Oliver

27.08.2016 Trá Lí

Die Stadt ist nicht besonders schön, eher funktional. Es gibt eine Einkaufsstraße, die aber auch stark befahren ist. Dingle hatte dagegen einen im Ursprung erhaltenen Charme. Aber wo liegt überhaupt der Ursprung? Wie alt ist Irland eigentlich? Wir beschließen etwas Kultur zu tanken und gehen ins Kerry County Museum. Es gibt also einen Nationalhelden, Roger Casement, der vor exakt 100 Jahren als Verräter an der britischen Krone gehängt wurde, weil er die irische Unabhängigkeit vorantreiben wollte und einen Widerstand organisierte. Ich erfahre, dass Irland seit 1607 nicht mehr unabhängig war und erst 1949 wieder unabhängig wurde. Tom Crean bekommt sein eigenes Räumchen. Die Prähistorik ebenso. Man kann ja noch viel davon im Land entdecken, die Steingräber, Monolithen mit einer Art Keilschrift. Dann kommt bis zum Mittelalter eine Menge Dunkel und viel Mystik, wovon sich heutzutage vorwiegend die Ornamente und Symbole in Form von Arschgeweiehen und Esokram erhalten haben, weniger die Geschichte. Das Mittelalter ist zumindest aus Tralee gänzlich verschwunden.
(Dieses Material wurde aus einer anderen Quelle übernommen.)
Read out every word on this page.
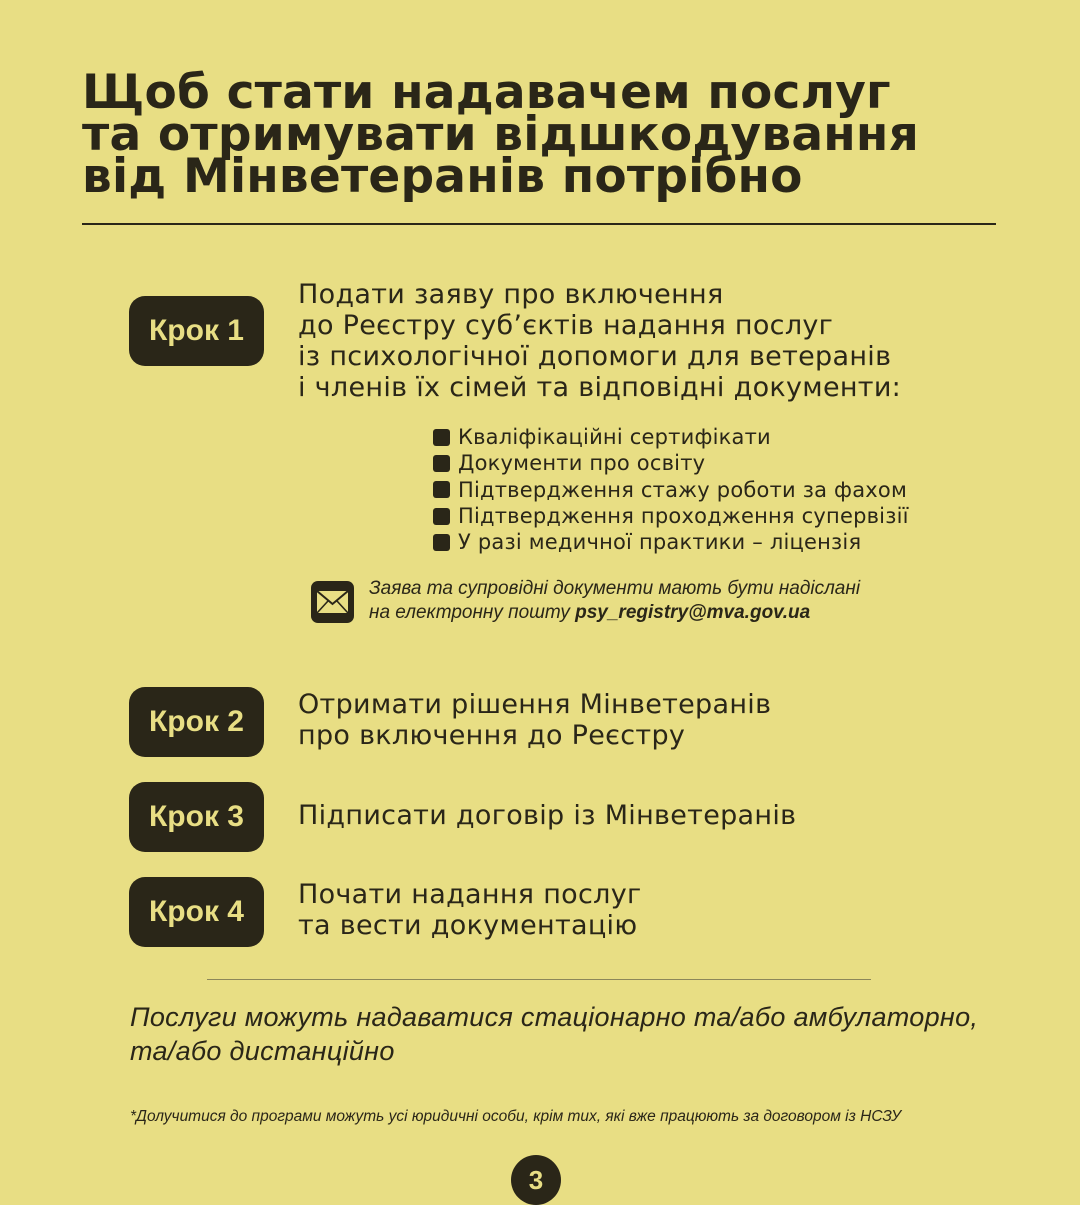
Щоб стати надавачем послуг
та отримувати відшкодування
від Мінветеранів потрібно
Крок 1
Подати заяву про включення
до Реєстру суб’єктів надання послуг
із психологічної допомоги для ветеранів
і членів їх сімей та відповідні документи:
Кваліфікаційні сертифікати
Документи про освіту
Підтвердження стажу роботи за фахом
Підтвердження проходження супервізії
У разі медичної практики – ліцензія
Заява та супровідні документи мають бути надіслані
на електронну пошту psy_registry@mva.gov.ua
Крок 2
Отримати рішення Мінветеранів
про включення до Реєстру
Крок 3	Підписати договір із Мінветеранів
Крок 4
Почати надання послуг
та вести документацію
Послуги можуть надаватися стаціонарно та/або амбулаторно,
та/або дистанційно
*Долучитися до програми можуть усі юридичні особи, крім тих, які вже працюють за договором із НСЗУ
3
Nachfolgende Herrscher brannten alles nieder und bauten ihren Kram drauf. Deshalb bekommt das mittelalterliche Tralee eine illusorisch perfekte Wiedergeburt im Keller des Museums spendiert. Sieht toll aus, kann aber jede Stadt im Mittelalter darstellen. Die Stadt hatte damals 600 Einwohner. Das war groß.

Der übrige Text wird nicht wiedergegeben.